Percebendo minha perturbação, Alexandro rodeou minha cintura com um de seus braços e me trouxe diretamente para dentro de um abraço, meio desajeitado, de lado. Sorri quase sem querer quando ele me fez um pouco de cócegas – Porque você está prestando atenção nele quando me tem aqui todo para você? – piscou um dos olhos que, hoje, estavam muito claros, de modo brincalhão.

— Não sei como pude ignorar.

Sorriu. — Sou irresistível.

Ajeitei uma mecha fina de seu cabelo dourado que teimosamente fugia dos fios cuidadosamente alinhados no amontoado brilhante acima de seu rosto. Honestamente, o cabelo dele era como “sexy” elevado à milésima potência. Eu tinha vontade de bagunçá-lo todo, desalinhá-lo, mas aquele visual todo “certinho” servia muito bem a ele. — Não consigo manter minhas mãos longe.

Um sorriso lento se desenhou em seus lábios e, involuntariamente, o imitei.
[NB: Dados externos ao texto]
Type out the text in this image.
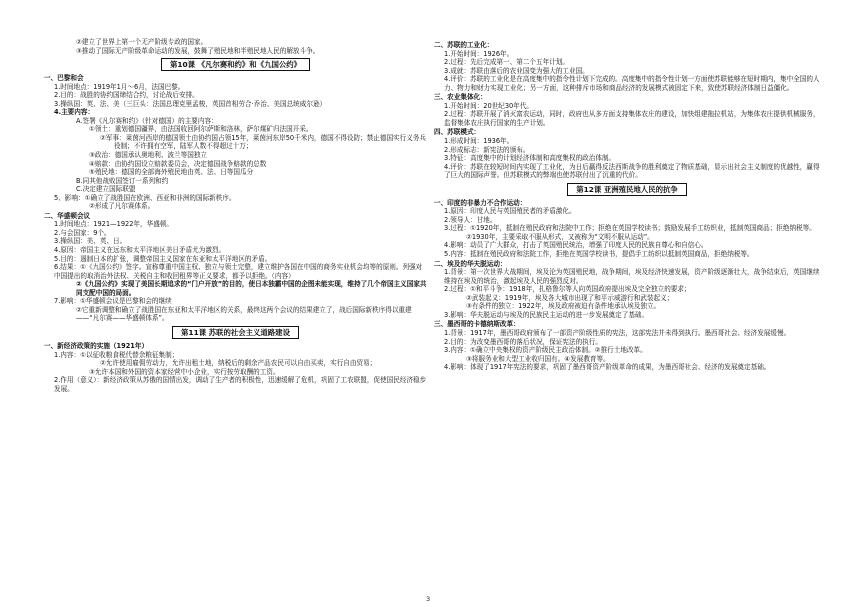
②建立了世界上第一个无产阶级专政的国家。
③推动了国际无产阶级革命运动的发展，鼓舞了殖民地和半殖民地人民的解放斗争。
第10课 《凡尔赛和约》和《九国公约》
一、巴黎和会
1.时间地点：1919年1月～6月，法国巴黎。
2.目的：战胜的协约国缔结合约，讨论战后安排。
3.操纵国：英、法、美（三巨头：法国总理克里孟梭，英国首相劳合·乔治、美国总统威尔逊）
4.主要内容：
A.签署《凡尔赛和约》（针对德国）的主要内容：
①领土：重划德国疆界，由法国收回阿尔萨斯和洛林，萨尔煤矿归法国开采。
②军事：莱茵河西岸的德国领土由协约国占领15年，莱茵河东岸50千米内，德国不得设防；禁止德国实行义务兵役制；不许拥有空军，陆军人数不得超过十万；
③政治：德国承认奥地利、波兰等国独立
④赔款：由协约国设立赔款委员会，决定德国战争赔款的总数
⑤殖民地：德国的全部海外殖民地由英、法、日等国瓜分
B.同其他战败国签订一系列和约
C.决定建立国际联盟
5、影响：①确立了战胜国在欧洲、西亚和非洲的国际新秩序。
②形成了凡尔赛体系。
二、华盛顿会议
1.时间地点：1921—1922年，华盛顿。
2.与会国家：9个。
3.操纵国：美、英、日。
4.原因：帝国主义在远东和太平洋地区美日矛盾尤为激烈。
5.目的：遏制日本的扩张，调整帝国主义国家在东亚和太平洋地区的矛盾。
6.结果：①《九国公约》签字。宣称尊重中国主权、独立与领土完整，建立维护各国在中国的商务实业机会均等的原则。列强对中国提出的取消治外法权、关税自主和收回租界等正义要求，都予以拒绝。（内容）
②《九国公约》实现了美国长期追求的“门户开放”的目的，使日本独霸中国的企图未能实现，维持了几个帝国主义国家共同支配中国的局面。
7.影响：①华盛顿会议是巴黎和会的继续
②它重新调整和确立了战胜国在东亚和太平洋地区的关系，最终这两个会议的结果建立了，战后国际新秩序得以重建——“凡尔赛——华盛顿体系”。
第11课 苏联的社会主义道路建设
一、新经济政策的实施（1921年）
1.内容：①以征收粮食税代替余粮征集制；
②允许使用雇佣劳动力，允许出租土地，纳税后的剩余产品农民可以自由买卖，实行自由贸易；
③允许本国和外国的资本家经营中小企业，实行按劳取酬的工资。
2.作用（意义）：新经济政策从苏俄的国情出发，调动了生产者的积极性，迅速缓解了危机，巩固了工农联盟，促使国民经济稳步发展。
二、苏联的工业化：
1.开始时间：1926年。
2.过程：先后完成第一、第二个五年计划。
3.成就：苏联由落后的农业国变为强大的工业国。
4.评价：苏联的工业化是在高度集中的指令性计划下完成的。高度集中的指令性计划一方面使苏联能够在短时期内，集中全国的人力、物力和财力实现工业化；另一方面，这种排斥市场和商品经济的发展模式被固定下来，致使苏联经济体制日益僵化。
三、农业集体化：
1.开始时间：20世纪30年代。
2.过程：苏联开展了消灭富农运动，同时，政府也从多方面支持集体农庄的建设，加快组建拖拉机站，为集体农庄提供机械服务，监督集体农庄执行国家的生产计划。
四、苏联模式：
1.形成时间：1936年。
2.形成标志：新宪法的颁布。
3.特征：高度集中的计划经济体制和高度集权的政治体制。
4.评价：苏联在较短时间内实现了工业化，为日后赢得反法西斯战争的胜利奠定了物质基础，显示出社会主义制度的优越性，赢得了巨大的国际声誉。但苏联模式的弊端也使苏联付出了沉重的代价。
第12课 亚洲殖民地人民的抗争
一、印度的非暴力不合作运动：
1.原因：印度人民与英国殖民者的矛盾激化。
2.领导人：甘地。
3.过程：①1920年，抵制在殖民政府和法院中工作；拒绝在英国学校读书；鼓励发展手工纺织业，抵制英国商品；拒绝纳税等。
②1930年，主要采取不服从形式，又被称为“文明不服从运动”。
4.影响：动员了广大群众，打击了英国殖民统治，增强了印度人民的民族自尊心和自信心。
5.内容：抵制在殖民政府和法院工作，拒绝在英国学校读书，提倡手工纺织以抵制英国商品，拒绝纳税等。
二、埃及的华夫脱运动：
1.背景：第一次世界大战期间，埃及沦为英国殖民地，战争期间，埃及经济快速发展，资产阶级逐渐壮大，战争结束后，英国继续维持在埃及的统治，激起埃及人民的强烈反对。
2.过程：①和平斗争：1918年，扎格鲁尔等人向英国政府提出埃及完全独立的要求；
②武装起义：1919年，埃及各大城市出现了和平示威游行和武装起义；
③有条件的独立：1922年，埃及政府被迫有条件地承认埃及独立。
3.影响：华夫脱运动与埃及的民族民主运动的进一步发展奠定了基础。
三、墨西哥的卡德纳斯改革：
1.背景：1917年，墨西哥政府颁布了一部资产阶级性质的宪法，这部宪法并未得到执行。墨西哥社会、经济发展缓慢。
2.目的：为改变墨西哥的落后状况，保证宪法的执行。
3.内容：①确立中央集权的资产阶级民主政治体制。②推行土地改革。
③将服务业和大型工业收归国有。④发展教育等。
4.影响：体现了1917年宪法的要求，巩固了墨西哥资产阶级革命的成果，为墨西哥社会、经济的发展奠定基础。
3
Não durou muito, porém: estávamos gargalhando tanto depois desse momento embaraçoso que metade das pessoas no pátio ergueram suas cabeças para nos lançar um olhar.

— Ok, - eu disse tentando recuperar o ar. Qualquer que fosse o problema com Kaio já estava fora dos meus pensamentos – vamos enfrentar Química III agora.

Rindo, Alexandro deu de ombros, logo depois estendeu um braço para mim e outro para Lilian, que o segurou depois de uma mesura. Eu preferi não chamar mais atenção para mim mesma do que já tinha chamado e apenas tomei seu braço tranquilamente.

— Química não é tão ruim assim, – ele disse enquanto caminhávamos para fora do pátio.

Lilian riu. — Isso é porque você é nerd.

— O Super-Nerd – eu zombei.

Alexandro respirou fundo e estufou o peito, de brincadeira. - Eu sou mais como o Super-Gostosão ou Sexyman.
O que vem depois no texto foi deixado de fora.